Yeah. I mean that may be overstating it slightly, but I agree that after the initial period of it being the amazing new thing that everyone is talking about, it would eventually become normalized. For kids that were born with it or grew up with it would take it for granted. Even people like me, who grew up before there were any sort of mobile phones, now find it hard to imagine living without them. The point being, we get used to the "new normal" pretty quickly when things change.I imagine that if proof of intelligent alien life was released tomorrow, by next week people would be back to complaining about the price of a meal at McDonald's and all the other things they normally do.

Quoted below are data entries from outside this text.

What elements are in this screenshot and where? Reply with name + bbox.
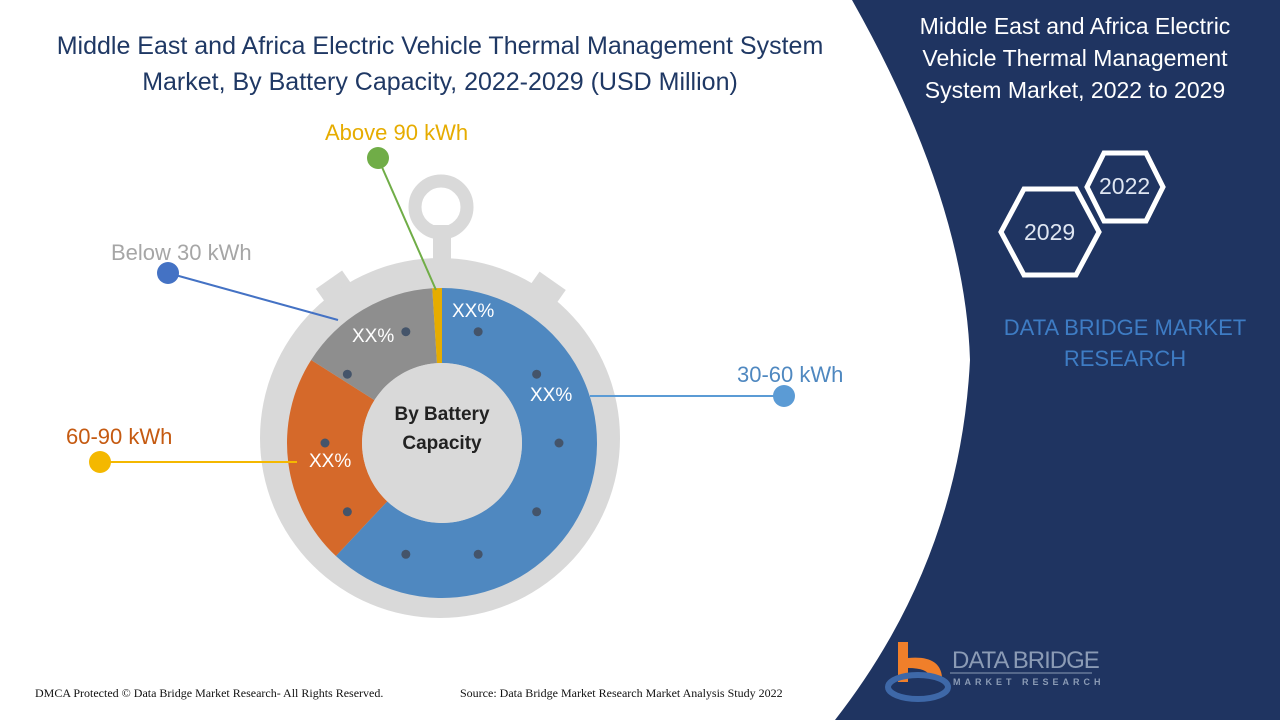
hexagon-2029 bbox=[998, 186, 1102, 278]
leader-lines bbox=[100, 157, 784, 463]
legend-dot-above-90-kwh bbox=[367, 147, 389, 169]
pct-60-90: XX% bbox=[309, 451, 352, 472]
dial-dot bbox=[473, 549, 483, 559]
legend-dots bbox=[89, 147, 795, 473]
donut-chart bbox=[287, 288, 597, 598]
leader-above-90 bbox=[377, 157, 437, 291]
year-hexagons bbox=[998, 150, 1166, 278]
legend-dot-below-30-kwh bbox=[157, 262, 179, 284]
dial-dot bbox=[554, 438, 564, 448]
donut-center bbox=[362, 363, 522, 523]
dial-dot bbox=[342, 369, 352, 379]
logo-icon bbox=[885, 642, 1092, 702]
pct-30-60: XX% bbox=[530, 385, 573, 406]
side-panel-background bbox=[835, 0, 1280, 720]
chart-title: Middle East and Africa Electric Vehicle … bbox=[56, 32, 824, 96]
center-label: By Battery Capacity bbox=[394, 404, 490, 454]
label-60-90: 60-90 kWh bbox=[66, 424, 173, 449]
year-end-label: 2029 bbox=[1024, 219, 1076, 245]
legend-dot-30-60-kwh bbox=[773, 385, 795, 407]
logo-text: DATA BRIDGE bbox=[952, 647, 1100, 674]
dial-dot bbox=[401, 327, 411, 337]
logo-subtext: MARKET RESEARCH bbox=[953, 677, 1105, 687]
donut-slice-below-30-kwh bbox=[311, 288, 437, 401]
label-30-60: 30-60 kWh bbox=[737, 362, 844, 387]
dial-dot bbox=[401, 549, 411, 559]
dial-dot bbox=[320, 438, 330, 448]
donut-slice-60-90-kwh bbox=[287, 359, 388, 556]
source-text: Source: Data Bridge Market Research Mark… bbox=[460, 686, 783, 700]
donut-slice-above-90-kwh bbox=[432, 288, 442, 364]
year-start-label: 2022 bbox=[1099, 173, 1151, 199]
brand-text: DATA BRIDGE MARKET RESEARCH bbox=[1003, 315, 1247, 371]
legend-dot-60-90-kwh bbox=[89, 451, 111, 473]
label-above-90: Above 90 kWh bbox=[325, 120, 469, 145]
pct-above-90: XX% bbox=[452, 301, 495, 322]
side-panel-title: Middle East and Africa Electric Vehicle … bbox=[919, 13, 1231, 103]
label-below-30: Below 30 kWh bbox=[111, 240, 252, 265]
pct-below-30: XX% bbox=[352, 326, 395, 347]
dial-dot bbox=[342, 507, 352, 517]
donut-slice-30-60-kwh bbox=[335, 288, 597, 598]
dial-dot bbox=[532, 369, 542, 379]
hexagon-2022 bbox=[1084, 150, 1166, 224]
leader-below-30 bbox=[167, 272, 339, 321]
copyright-text: DMCA Protected © Data Bridge Market Rese… bbox=[35, 686, 384, 700]
dial-dot bbox=[473, 327, 483, 337]
dial-dot bbox=[532, 507, 542, 517]
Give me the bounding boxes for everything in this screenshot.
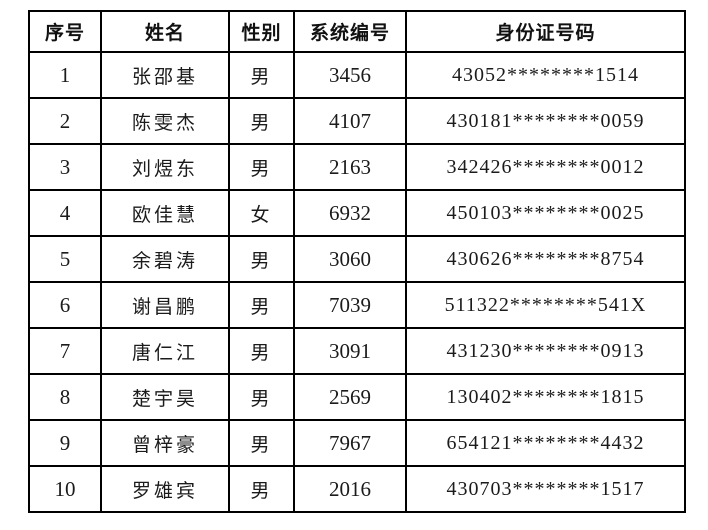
table-header: 序号 姓名 性别 系统编号 身份证号码 [28, 10, 686, 53]
system-id-cell: 7967 [293, 419, 407, 467]
table-row: 8 楚宇昊男 2569 130402********1815 [28, 373, 686, 421]
id-number-cell: 130402********1815 [405, 373, 686, 421]
gender-cell: 男 [228, 97, 295, 145]
gender-cell: 男 [228, 419, 295, 467]
system-id-cell: 3091 [293, 327, 407, 375]
gender-cell: 男 [228, 327, 295, 375]
header-row: 序号 姓名 性别 系统编号 身份证号码 [28, 10, 686, 53]
id-number-cell: 342426********0012 [405, 143, 686, 191]
table-row: 10 罗雄宾男 2016 430703********1517 [28, 465, 686, 513]
gender-cell: 男 [228, 281, 295, 329]
name-cell: 陈雯杰 [100, 97, 230, 145]
gender-cell: 男 [228, 51, 295, 99]
id-number-cell: 430626********8754 [405, 235, 686, 283]
gender-cell: 男 [228, 465, 295, 513]
name-cell: 楚宇昊 [100, 373, 230, 421]
name-cell: 欧佳慧 [100, 189, 230, 237]
system-id-cell: 3060 [293, 235, 407, 283]
table-row: 1 张邵基男 3456 43052********1514 [28, 51, 686, 99]
serial-cell: 9 [28, 419, 102, 467]
serial-cell: 8 [28, 373, 102, 421]
gender-cell: 男 [228, 373, 295, 421]
gender-cell: 男 [228, 235, 295, 283]
header-system-id: 系统编号 [293, 10, 407, 53]
system-id-cell: 6932 [293, 189, 407, 237]
serial-cell: 7 [28, 327, 102, 375]
id-number-cell: 43052********1514 [405, 51, 686, 99]
name-cell: 张邵基 [100, 51, 230, 99]
serial-cell: 3 [28, 143, 102, 191]
id-number-cell: 654121********4432 [405, 419, 686, 467]
gender-cell: 男 [228, 143, 295, 191]
serial-cell: 10 [28, 465, 102, 513]
id-number-cell: 431230********0913 [405, 327, 686, 375]
name-cell: 刘煜东 [100, 143, 230, 191]
system-id-cell: 4107 [293, 97, 407, 145]
roster-table-container: 序号 姓名 性别 系统编号 身份证号码 1 张邵基男 3456 43052******… [28, 10, 686, 513]
serial-cell: 2 [28, 97, 102, 145]
name-cell: 罗雄宾 [100, 465, 230, 513]
table-body: 1 张邵基男 3456 43052********1514 2 陈雯杰男 4107 43018… [28, 51, 686, 513]
table-row: 2 陈雯杰男 4107 430181********0059 [28, 97, 686, 145]
serial-cell: 1 [28, 51, 102, 99]
id-number-cell: 511322********541X [405, 281, 686, 329]
system-id-cell: 2016 [293, 465, 407, 513]
header-gender: 性别 [228, 10, 295, 53]
system-id-cell: 2569 [293, 373, 407, 421]
table-row: 4 欧佳慧女 6932 450103********0025 [28, 189, 686, 237]
id-number-cell: 430181********0059 [405, 97, 686, 145]
serial-cell: 6 [28, 281, 102, 329]
name-cell: 唐仁江 [100, 327, 230, 375]
header-name: 姓名 [100, 10, 230, 53]
id-number-cell: 450103********0025 [405, 189, 686, 237]
table-row: 6 谢昌鹏男 7039 511322********541X [28, 281, 686, 329]
table-row: 3 刘煜东男 2163 342426********0012 [28, 143, 686, 191]
header-id-number: 身份证号码 [405, 10, 686, 53]
header-serial: 序号 [28, 10, 102, 53]
serial-cell: 4 [28, 189, 102, 237]
gender-cell: 女 [228, 189, 295, 237]
id-number-cell: 430703********1517 [405, 465, 686, 513]
name-cell: 余碧涛 [100, 235, 230, 283]
system-id-cell: 7039 [293, 281, 407, 329]
serial-cell: 5 [28, 235, 102, 283]
name-cell: 曾梓豪 [100, 419, 230, 467]
roster-table: 序号 姓名 性别 系统编号 身份证号码 1 张邵基男 3456 43052******… [28, 10, 686, 513]
system-id-cell: 2163 [293, 143, 407, 191]
table-row: 7 唐仁江男 3091 431230********0913 [28, 327, 686, 375]
table-row: 9 曾梓豪男 7967 654121********4432 [28, 419, 686, 467]
system-id-cell: 3456 [293, 51, 407, 99]
name-cell: 谢昌鹏 [100, 281, 230, 329]
table-row: 5 余碧涛男 3060 430626********8754 [28, 235, 686, 283]
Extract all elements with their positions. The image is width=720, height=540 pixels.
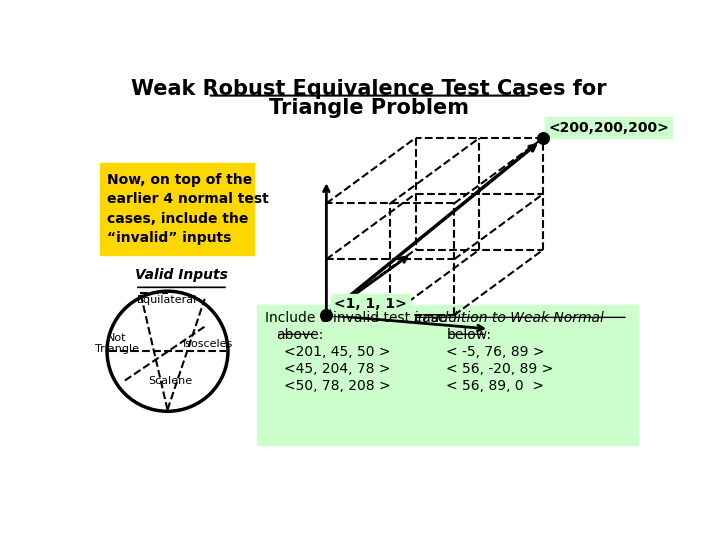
Point	[538, 133, 549, 142]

The underlying issue with this current crop of "disclosures" is they disclose nothing. The public has been shown MFOs (Misidentified Flying Objects) recorded on military FLIR cameras from a variety of platforms where the pilots and or observers can't identify what they're seeing, and the videos are sent up the chain to be reviewed by others who can't identify them either, but since they're not hostile they didn't push an investigation. During this same time our military has seen frequent incursions of drones and spy balloons. No attempts to intercept these intruders was taken until we shot down those balloons. But in that lag time a new mythology was created by these incursions.Well, I'm here to tell you that the current disclosures have been scrutinized. There's no there there. It's not because it's "emotionally difficult" to accept. It's because there's always more mundane explanations that not only can't be ruled out, but actually fit the existing body of evidence better than extraterrestrials.
That was such a worthless story. The second most important thing in human history (after the conquest of the solar system by inscrutable aliens), and nobody does even the most basic due diligence on the signal and its apparent origin.![]()
The Ophiuchi Hotline - Wikipedia
en.wikipedia.org
Garry Nolan Outline Bizarre Conditions For An Interview
Nolan frequently emphasized his belief that UFO skeptics are somehow funded by a bottomless well of money from a shadowy but unnamed group. Ford added that $2 million was “a drop in the bucket” compared to the overall budget of the organizations funding skeptics and debunkers.
Nolan further complained that skeptics and scholars expect him and other ufologists to always be right about the claims they make and lamented that being “wrong” about facts “discredits everything.”
He said that he believes there is no longer any reason to cooperate with mainstream media, which he sees as a tool of anti-UFO propaganda, nor to be interviewed by the mainstream media because they are insufficiently deferential to his credentials and his position as a serious researcher.
He said that he dislikes having his perspective compared to a “garage experimenter” as though they were of equal authority.